Ask around at Universities around the world what would you like to be when you graduate and you will hear a broad range of exciting and impressive sounding professions that all justify the towering tuition fees that present day Universities charge their students. From high rise Lawyer to Record Producer, from Ecologist to Marine Biologist. One word that you wont hear very often is ‘sales’. You don’t grow up wanting to work long hours in a call centre or living on the poverty line because your commision has dried up. So, it’s a real pity that so many graduate roles are sales based. Often, these jobs are based in chicken coupe style call centres hyped with deceptive job descriptions such as ‘meritocratic environments’ and ‘generous commission structure’. The truth is that these generic job positions are where many graduates end up. Living in rented accommodation in big cities with an expensive cost of living. This carries the huge risk of being trapped in a job people hate to simply maintain paying the bills. With such a lack of positions in other industries, it becomes a potential real life spoiler for so many out there today.

How many graduate jobs in the sales sector?
At the time of writing, on graduate-jobs.com, one of the largest graduate job boards in the UK, there were a whopping 245 vacancies in sales and 139 vacancies in recruitment. Many more positions than other vacancies.

So why is the recruitment job market like this? Why is it so difficult to find a graduate career position outside of the sales sector and who is to blame for the sales ratrace that the modern job climate has become? Do we blame the Universities? Ironically, it could be seen as their success in selling their courses has flooded employers with graduates and made competition for specialist positions even harder (sales creating more sales jobs). You could also blame the NHS and long life for the issue, as Millennials struggle to find positions as people are living longer and retiring later thus not making way for the next generation. Or if you prefer a political angle, you could blame capitalism. After all, there are so many sales positions because selling things make money and money pays wages. Is the world better when people are persuaded to buy things they otherwise wouldn’t? Like all the conjecture here I guess that’s a matter of personal opinion.

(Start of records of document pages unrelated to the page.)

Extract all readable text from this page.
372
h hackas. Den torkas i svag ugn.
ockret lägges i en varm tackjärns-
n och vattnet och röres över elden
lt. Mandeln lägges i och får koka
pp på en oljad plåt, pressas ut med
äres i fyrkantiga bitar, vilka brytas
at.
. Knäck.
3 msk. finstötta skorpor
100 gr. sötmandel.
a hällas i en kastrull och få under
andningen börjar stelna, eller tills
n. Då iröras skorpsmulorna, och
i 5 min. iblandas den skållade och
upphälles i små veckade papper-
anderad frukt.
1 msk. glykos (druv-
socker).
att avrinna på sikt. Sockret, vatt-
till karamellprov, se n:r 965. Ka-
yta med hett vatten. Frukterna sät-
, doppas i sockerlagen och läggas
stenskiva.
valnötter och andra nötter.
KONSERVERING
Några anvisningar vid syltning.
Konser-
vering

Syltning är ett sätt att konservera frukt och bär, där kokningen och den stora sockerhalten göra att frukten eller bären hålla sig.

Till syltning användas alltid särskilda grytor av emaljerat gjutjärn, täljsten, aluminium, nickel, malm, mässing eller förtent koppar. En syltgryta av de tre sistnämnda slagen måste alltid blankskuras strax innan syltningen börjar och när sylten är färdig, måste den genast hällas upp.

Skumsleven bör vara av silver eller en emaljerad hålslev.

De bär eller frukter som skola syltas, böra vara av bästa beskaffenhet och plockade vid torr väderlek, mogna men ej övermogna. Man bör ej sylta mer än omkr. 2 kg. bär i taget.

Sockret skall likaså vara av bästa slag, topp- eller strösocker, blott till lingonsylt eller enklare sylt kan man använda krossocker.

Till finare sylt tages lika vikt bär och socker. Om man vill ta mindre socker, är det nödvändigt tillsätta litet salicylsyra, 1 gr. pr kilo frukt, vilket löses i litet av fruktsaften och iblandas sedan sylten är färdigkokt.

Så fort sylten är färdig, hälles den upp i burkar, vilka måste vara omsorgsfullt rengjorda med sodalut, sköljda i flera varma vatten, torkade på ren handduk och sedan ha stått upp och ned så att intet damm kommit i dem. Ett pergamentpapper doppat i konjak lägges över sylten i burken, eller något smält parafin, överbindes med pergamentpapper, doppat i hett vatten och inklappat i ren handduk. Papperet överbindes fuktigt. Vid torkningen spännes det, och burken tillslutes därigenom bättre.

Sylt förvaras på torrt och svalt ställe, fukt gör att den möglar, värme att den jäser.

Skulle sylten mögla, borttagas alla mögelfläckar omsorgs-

So what is to take home from this screwed up situation graduates are in? Should graduates just lie down and do jobs they hate until better positions come available? Should future students both going to University or even bother looking for employment after such a sceptical look at the situation? Who knows. But maybe, it’s about time we acknowledged the difficulties many young people are currently under with sky high house prices and dead end jobs. Maybe, just by saying that the market is screwed and that its hard will help us all blow off some steam. Maybe, it’s good moan about and acknowledge the situation. Once we vent, it’s easier to see the plus side of all this. That actually, the sales dominated job market creates opportunity for those looking for graduate careers. Boring office jobs are providing the push to candidates to get out there and work in more colorful job markets abroad. Be it temporarily for a gap year or internship or longer term. If working abroad isn’t for you. It has never been easier for people to start their own enterprise. From blogging to making youtube videos to setting up a bespoke small business community through Social media.

As the old system of studying like hell and getting a good degree and good job are now dying out, there is a whole plethora of new opportunities for the modern graduate to embrace.

After all, who cares about a screwed up old old system, when a much better new one takes its place.